Like most everybody else has said. You two need to talk.

Kitty

Vickie_CDTV
10-27-2011, 04:03 PM
In addition to the risks of hormones, the lack of trust and honesty is a huge issue. If he has such disregard for you, I'd really think twice about having children with him, not just for your sake, but for the children (who have no choice in anything) too.

Andrea's Lynne
10-27-2011, 04:33 PM
I don't have better answers than posted above, but do wish you peace and resolution with your SO over this.

Aprilrain
10-27-2011, 07:33 PM
Have you noticed a reduced sex drive in him?
Is his energy level down to where is lethargic?

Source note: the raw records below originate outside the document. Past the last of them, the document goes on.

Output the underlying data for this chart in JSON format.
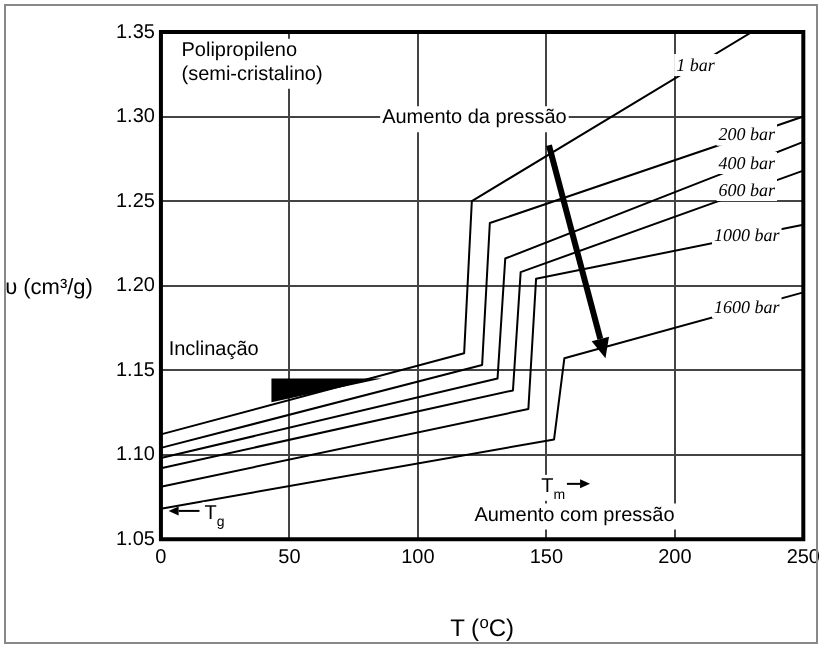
{
  "chart_data": {
    "type": "line",
    "xlabel": "T ($^{o}$C)",
    "ylabel": "υ (cm³/g)",
    "xlim": [
      0,
      250
    ],
    "ylim": [
      1.05,
      1.35
    ],
    "xticks": [
      0,
      50,
      100,
      150,
      200,
      250
    ],
    "yticks": [
      {
        "value": 1.05,
        "label": "1.05"
      },
      {
        "value": 1.1,
        "label": "1.10"
      },
      {
        "value": 1.15,
        "label": "1.15"
      },
      {
        "value": 1.2,
        "label": "1.20"
      },
      {
        "value": 1.25,
        "label": "1.25"
      },
      {
        "value": 1.3,
        "label": "1.30"
      },
      {
        "value": 1.35,
        "label": "1.35"
      }
    ],
    "grid": true,
    "legend": false,
    "marker": "none",
    "line_style": "solid",
    "series": [
      {
        "name": "1 bar",
        "color": "#000000",
        "x": [
          0,
          118,
          121,
          230
        ],
        "values": [
          1.112,
          1.16,
          1.25,
          1.35
        ]
      },
      {
        "name": "200 bar",
        "color": "#000000",
        "x": [
          0,
          125,
          128,
          250
        ],
        "values": [
          1.104,
          1.153,
          1.237,
          1.3
        ]
      },
      {
        "name": "400 bar",
        "color": "#000000",
        "x": [
          0,
          131,
          134,
          250
        ],
        "values": [
          1.098,
          1.145,
          1.216,
          1.285
        ]
      },
      {
        "name": "600 bar",
        "color": "#000000",
        "x": [
          0,
          137,
          140,
          250
        ],
        "values": [
          1.092,
          1.138,
          1.208,
          1.268
        ]
      },
      {
        "name": "1000 bar",
        "color": "#000000",
        "x": [
          0,
          143,
          146,
          250
        ],
        "values": [
          1.081,
          1.127,
          1.204,
          1.236
        ]
      },
      {
        "name": "1600 bar",
        "color": "#000000",
        "x": [
          0,
          153,
          157,
          250
        ],
        "values": [
          1.068,
          1.109,
          1.157,
          1.196
        ]
      }
    ],
    "annotations": [
      "Polipropileno\n(semi-cristalino)",
      "Aumento da pressão",
      "Inclinação",
      "T$_{m}$",
      "Aumento com pressão",
      "T$_{g}$"
    ]
  }
}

While some people experience a reduced sex drive others simple experience a reduced ability to function sexually but the drive is still there.
I have not experienced any lethargy on HRT I think that is a myth nor does it make any sense at all. Most of the time its the MEN sitting on there asses doing nothing while the WOMEN run around all day and take care of the home as well!

That being said, unless he is on a transition levels of hormones AND an anti androgen (differs for everyone) he is not likely to experience many if any physical changes.

Though I agree one cannot take estrogen and expect to "feel" more feminine, on the proper amount and for an extended period of time it WILL change your emotional nature and the way one thinks. Mostly I think E and T just cause one to prioritize information differently.

bottom line, dude is lying to you for sure and probably to himself as well. I would seriously reconsider starting a family unless you are ok with being married to and having kids with some one who at the very least has serious unresolved gender issues and or is possibly transsexual (meaning he will want to transition and live full time as a female in the future!)

MsJanessa
10-27-2011, 08:15 PM
Although lots of people take them on their own, the safest way is to see an endocrinologist---he or she can answer your questions and youre right to be concernced because often times the effects are irreversible.